In the first half of this year, EU member states plus Norway and Switzerland received 399,000 applications for international protection, a 23 per cent decrease from the year-earlier period, according to data released by the European Union Agency for Asylum (EUAA) on Monday.
If extrapolated for the whole year, the figure would imply a fall from the million-plus asylum applications received in 2023 and 2024, which were consistent with the record numbers seen during the migration crisis of 2015-2016.
“Europe’s asylum landscape underwent a series of significant shifts in the first half of 2025,” the EUAA wrote in its mid-year report. “Following the ousting of the Assad regime in December 2024, far fewer Syrians applied for asylum during the first half of 2025.”
“A majority of applications continued to be lodged by citizenships with low recognition rates in the EU+… [and] the EU+ recognition rate for the first half of the year stood at 25 per cent, which is the lowest overall semi-annual or annual recognition rate on record,” it said.
The new data showing the fall in asylum applications comes as anti-immigration parties across Europe are gaining support, including in the Czech Republic where a general election will be held next month. In Poland, the recent presidential election, ultimately won by Karol Nawrocki, was dominated by candidates who want tighter immigration controls.
The EUAA said that bucking the falling trend were 16,000 applications from Ukrainians, who lodged 29 per cent more during the 12 months leading up to June. France accounted for nearly half of all Ukrainian asylum applications, whereas Poland accounted for almost a third.
The 399,000 asylum applications during the first half of 2025 translate to nearly 859 applications per million inhabitants, or one application per 1,164 residents. Hungary, the agency noted, stands out among EU+ countries for allowing an exceptionally low number of asylum-seekers to lodge applications, just 47 during the first half of 2025 despite a population exceeding 9.5 million. “This is likely due to Hungary’s special rules which limit access to the asylum procedure by requiring applicants to submit a letter of intent at a Hungarian diplomatic mission in a non-EU country prior to their entry to Hungary,” it said.
The EU+ countries also grant temporary protection, which the Council of the EU has extended for Ukrainians fleeing Russia’s aggression against Ukraine until March 2027.

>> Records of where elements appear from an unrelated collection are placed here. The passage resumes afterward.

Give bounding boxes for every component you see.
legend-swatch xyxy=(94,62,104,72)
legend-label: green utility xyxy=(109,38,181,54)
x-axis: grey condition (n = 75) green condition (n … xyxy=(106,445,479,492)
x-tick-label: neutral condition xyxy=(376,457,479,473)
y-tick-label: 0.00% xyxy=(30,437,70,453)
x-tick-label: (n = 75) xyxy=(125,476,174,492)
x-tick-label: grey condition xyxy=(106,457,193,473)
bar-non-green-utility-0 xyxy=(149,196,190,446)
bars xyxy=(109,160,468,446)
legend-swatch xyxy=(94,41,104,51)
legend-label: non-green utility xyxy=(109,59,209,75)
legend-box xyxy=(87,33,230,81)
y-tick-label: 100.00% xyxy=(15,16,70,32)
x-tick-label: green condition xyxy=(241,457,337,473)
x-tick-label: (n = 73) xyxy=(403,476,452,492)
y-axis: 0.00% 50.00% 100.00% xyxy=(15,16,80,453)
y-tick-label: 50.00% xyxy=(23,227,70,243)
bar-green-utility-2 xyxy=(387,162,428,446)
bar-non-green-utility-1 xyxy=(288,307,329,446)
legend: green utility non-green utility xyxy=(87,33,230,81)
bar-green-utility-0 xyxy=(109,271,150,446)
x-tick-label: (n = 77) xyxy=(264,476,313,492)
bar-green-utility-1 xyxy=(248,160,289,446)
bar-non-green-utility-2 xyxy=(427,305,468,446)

At the end of June there were about 4.5 million beneficiaries of temporary protection in the EU+ who had fled Ukraine following Russia’s full-scale invasion. Nearly half of all beneficiaries of temporary protection were in Germany (1.2 million) and Poland (just under 1 million). Czechia hosted the most beneficiaries per capita (35,000 per million inhabitants, or 1 beneficiary for every 29 residents). Slovakia was hosting a much lower number of beneficiaries (133,000) yet exhibited a similar per-capita distribution of 1 beneficiary for every 41 residents.